Yulia hummed, Eyes widened in a daze.
"'The Fourth Prohibition: Do not try to use the Exim on multiple targets.'"
Yulia's breath caught on that one word.
Try.
If even the attempt was forbidden, then the limit wasn't ability to do so—
"…So it isn't about succeeding or failing to do so," she whispered.
"It's about the intent."
She leaned forward, hands gripping the edge of the bed, patience gone.
"But Zarius, what difference does a word make?"
He stood and stepped to the window, staring out into the dark.
"That one word changes everything about knowing the Exim's true nature."
He turned back, his voice low.
"The moment a Handler intends to cross that line… the Exim shifts."
His hands clenched into tight fists.
"It stops being just power. It becomes an endless hunger. A self-sustaining predator, always hunting for lifelines to devour."
He tilted his head, locking eyes with her.
"That's why Moriana keeps growing stronger. Her Exim didn't just evolve—it found you."
Silence crashed down.
Yulia's fingers released the bed sheet.
"…So her power isn't just hers," she murmured.
"It's also my life she's feeding on."
"And when you're gone," Zarius said flatly,
"It won't stop... It will look for another... It might be any one of us."
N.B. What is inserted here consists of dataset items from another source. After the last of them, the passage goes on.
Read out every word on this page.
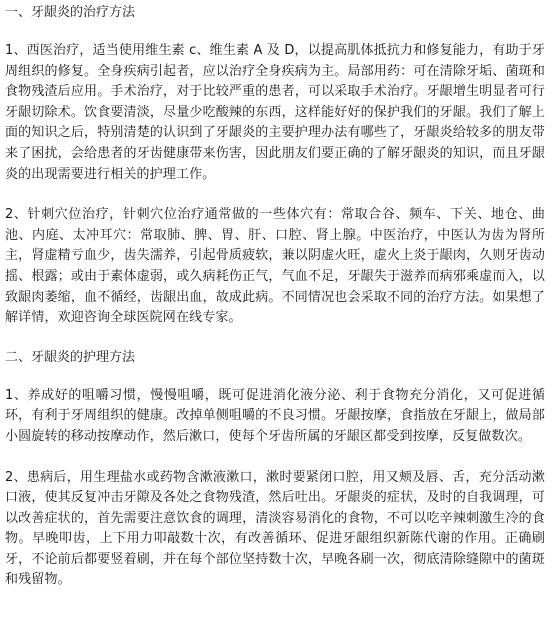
一、牙龈炎的治疗方法

1、西医治疗，适当使用维生素 c、维生素 A 及 D，以提高肌体抵抗力和修复能力，有助于牙周组织的修复。全身疾病引起者，应以治疗全身疾病为主。局部用药：可在清除牙垢、菌斑和食物残渣后应用。手术治疗，对于比较严重的患者，可以采取手术治疗。牙龈增生明显者可行牙龈切除术。饮食要清淡，尽量少吃酸辣的东西，这样能好好的保护我们的牙龈。我们了解上面的知识之后，特别清楚的认识到了牙龈炎的主要护理办法有哪些了，牙龈炎给较多的朋友带来了困扰，会给患者的牙齿健康带来伤害，因此朋友们要正确的了解牙龈炎的知识，而且牙龈炎的出现需要进行相关的护理工作。

2、针刺穴位治疗，针刺穴位治疗通常做的一些体穴有：常取合谷、频车、下关、地仓、曲池、内庭、太冲耳穴：常取肺、脾、胃、肝、口腔、肾上腺。中医治疗，中医认为齿为肾所主，肾虚精亏血少，齿失濡养，引起骨质疲软，兼以阴虚火旺，虚火上炎于龈肉，久则牙齿动摇、根露；或由于素体虚弱，或久病耗伤正气，气血不足，牙龈失于滋养而病邪乘虚而入，以致龈肉萎缩，血不循经，齿龈出血，故成此病。不同情况也会采取不同的治疗方法。如果想了解详情，欢迎咨询全球医院网在线专家。

二、牙龈炎的护理方法

1、养成好的咀嚼习惯，慢慢咀嚼，既可促进消化液分泌、利于食物充分消化，又可促进循环，有利于牙周组织的健康。改掉单侧咀嚼的不良习惯。牙龈按摩，食指放在牙龈上，做局部小圆旋转的移动按摩动作，然后漱口，使每个牙齿所属的牙龈区都受到按摩，反复做数次。

2、患病后，用生理盐水或药物含漱液漱口，漱时要紧闭口腔，用又颊及唇、舌，充分活动漱口液，使其反复冲击牙隙及各处之食物残渣，然后吐出。牙龈炎的症状，及时的自我调理，可以改善症状的，首先需要注意饮食的调理，清淡容易消化的食物，不可以吃辛辣刺激生冷的食物。早晚叩齿，上下用力叩敲数十次，有改善循环、促进牙龈组织新陈代谢的作用。正确刷牙，不论前后都要竖着刷，并在每个部位坚持数十次，早晚各刷一次，彻底清除缝隙中的菌斑和残留物。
She inhaled once, shifting her gaze from him for a second.
"That's why... you want to do it."
She rubbed her hair and looked back again to him.
"Damn it. It's not enough, Zarius. You're connecting dots that might not even be there."
"I'm not gambling," he replied, his voice dead cold.
"I might be next."
He didn't wait for a reply. He turned and stepped into the shadows of the hallway.
The door clicked softly behind him, leaving his fear lingering in the air like smoke.